Image: Willem de Kooning – Valentine (1947)
Ian C Smith’s work has appeared in, Amsterdam Quarterly, Antipodes, Australian Poetry Journal, Critical Survey, Live Encounters, The Stony Thursday Book, and Two-Thirds North. His seventh book is wonder sadness madness joy, Ginninderra (Port Adelaide). He writes in the Gippsland Lakes area of Victoria, and on Flinders Island, Tasmania.
Ambrose in Amsterdam
Chernobyl time, fall-out drifting
Like a foul disease, falling on Sweden
Another day it was Italy’s turn.
Contamination borne by weather’s random patterns.
Ambrose in Amsterdam
looking for traces of his mother
although one of his voices
knew he would never find her.
He understood enough Dutch
to piece together what had happened,
glanced toward the threatening sky,
wanted to stroll along the street of prostitutes
hands pocket-deep, fingers brushing his penis,
see them lounging in their lurid window.
But desire choked him,
made him feel the way he felt
when he bought pornographic magazines.
After the first seconds of turning pages
His breath catching his throat
& lust crazing him
he always experienced an awareness
of slight boredom tinged with self-revulsion
& futility, always futility.
A cheap hotel room, shouting in the night,
glass smashing. His own tension annoyed him.
Outside his window which he couldn’t open
He noticed in the dim light
A soaked bird, dead on the sill.
Earlier that day he had peered
through the rain beyond the train’s window
hoping to see windmills on the horizon.
Coming here was yet another mistake
one of his interfering voices
the provocative one, had needled.
Why can’t you just get on with your life
like any normal person?
Don’t start on Don Quixote & impossible quests.
Dulcinea del Toboso!
He thought he heard Australian accents
females, further down the carriage
but he didn’t look.
The provocative voice made repetitive nonsense
of the train’s speed, the wheels’ sound.
The rain again the next day exhausted his bones
after the long night and broken, uneasy sleep.

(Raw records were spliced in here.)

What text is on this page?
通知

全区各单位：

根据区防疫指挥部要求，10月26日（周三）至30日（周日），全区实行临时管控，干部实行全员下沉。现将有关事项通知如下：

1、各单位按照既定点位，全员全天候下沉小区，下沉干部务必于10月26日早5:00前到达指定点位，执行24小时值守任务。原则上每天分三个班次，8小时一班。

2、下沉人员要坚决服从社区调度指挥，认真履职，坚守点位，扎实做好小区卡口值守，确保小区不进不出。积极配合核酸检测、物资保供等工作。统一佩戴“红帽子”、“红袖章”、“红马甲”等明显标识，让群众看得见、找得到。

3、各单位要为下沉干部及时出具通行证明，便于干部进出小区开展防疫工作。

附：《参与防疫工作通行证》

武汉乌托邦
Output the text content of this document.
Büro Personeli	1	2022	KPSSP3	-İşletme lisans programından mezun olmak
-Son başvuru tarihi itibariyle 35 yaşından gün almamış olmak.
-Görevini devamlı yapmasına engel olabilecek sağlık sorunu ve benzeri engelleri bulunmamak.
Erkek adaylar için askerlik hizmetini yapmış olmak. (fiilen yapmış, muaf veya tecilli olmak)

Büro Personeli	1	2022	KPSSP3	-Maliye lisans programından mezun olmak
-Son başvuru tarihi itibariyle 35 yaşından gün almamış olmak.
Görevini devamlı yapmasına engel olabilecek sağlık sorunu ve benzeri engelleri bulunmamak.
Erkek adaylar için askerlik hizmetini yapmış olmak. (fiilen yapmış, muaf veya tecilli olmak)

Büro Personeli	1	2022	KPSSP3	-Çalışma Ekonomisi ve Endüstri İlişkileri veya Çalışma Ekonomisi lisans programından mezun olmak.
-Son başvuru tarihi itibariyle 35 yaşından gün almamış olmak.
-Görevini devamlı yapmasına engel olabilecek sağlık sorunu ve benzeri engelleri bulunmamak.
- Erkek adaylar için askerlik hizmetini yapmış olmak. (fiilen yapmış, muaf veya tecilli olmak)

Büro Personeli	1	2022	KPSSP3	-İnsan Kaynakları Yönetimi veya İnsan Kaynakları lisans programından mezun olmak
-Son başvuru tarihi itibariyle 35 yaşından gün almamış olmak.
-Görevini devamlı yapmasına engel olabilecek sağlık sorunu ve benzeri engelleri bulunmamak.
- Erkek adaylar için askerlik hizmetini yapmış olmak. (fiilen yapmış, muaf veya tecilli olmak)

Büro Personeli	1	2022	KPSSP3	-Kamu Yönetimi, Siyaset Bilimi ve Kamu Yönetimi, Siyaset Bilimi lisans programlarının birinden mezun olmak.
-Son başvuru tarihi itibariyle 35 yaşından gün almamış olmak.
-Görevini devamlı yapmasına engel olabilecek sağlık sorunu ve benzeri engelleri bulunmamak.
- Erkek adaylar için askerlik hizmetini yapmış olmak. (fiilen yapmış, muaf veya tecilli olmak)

He sipped bitter coffee from a tiny glass cup
enjoying its aroma more than the taste
& watching straight-backed cyclists
steering through the city centre
their knees rising, falling, rising with calm precision
spokes glittering in a lone shaft of sunlight.
He knew this scene would be cast forever in his memory
vivid, locked there to remain
while other times fell away beyond recall.
He mingled with other visitors in the easing rain
under a broad rainbow forming
a half-arch over a cobblestoned square.
An old woman with raggedy sleeves fed pigeons
while a young man smoking a fat roll-your-own
& wearing tight leather pants
& a pattern of studs in one ear
tried to sell clockwork birds.
The gaudy toys fluttered, erratic
& Ambrose ducked, heard someone laugh.
When he looked again, tight pants grinned openly.
Later, he remembered leaning over a railing
watching raindrops fragment his reflection in a canal.
He had read about the Zuyder Zee.
Imagine a dyke thirty kilometres long
holding back the sea, the sea
which had eroded their precious land for centuries.
Incredible people, the Dutch.
Not all of them.
Remember the story at school
a boy’s finger plugging a hole in the dyke?
Yeah, I remember, but a memory
can be a nuisance, however faint.
You’re like that dumb kid at the dyke.
Moving forward in life can be a refusal to quit.
You don’t have to try forever to reclaim the past
Like the Dutch reclaiming their lost land.
So what if he said she was just a Dutch slut?
You can’t change what’s already happened.
The old woman feeding the pigeons
had ignored tight pants winding his clockwork birds.
When she sat Ambrose had seen her large knickers.
She was grey all over
her clothes, her skin, the folds of her neck
all the same colour, grey.
She had looked at Ambrose
& he had wondered where she slept
& what sort of life she had endured.
He felt certain the old woman had no-one.
She was alone.
I could go there. See the Zuyder Zee!
You’ve only just got here!
Every time you arrive somewhere
you want to take off for another place.
You’ve got to face things in the end.
The boy’s gone, the dyke’s gone, she’s gone.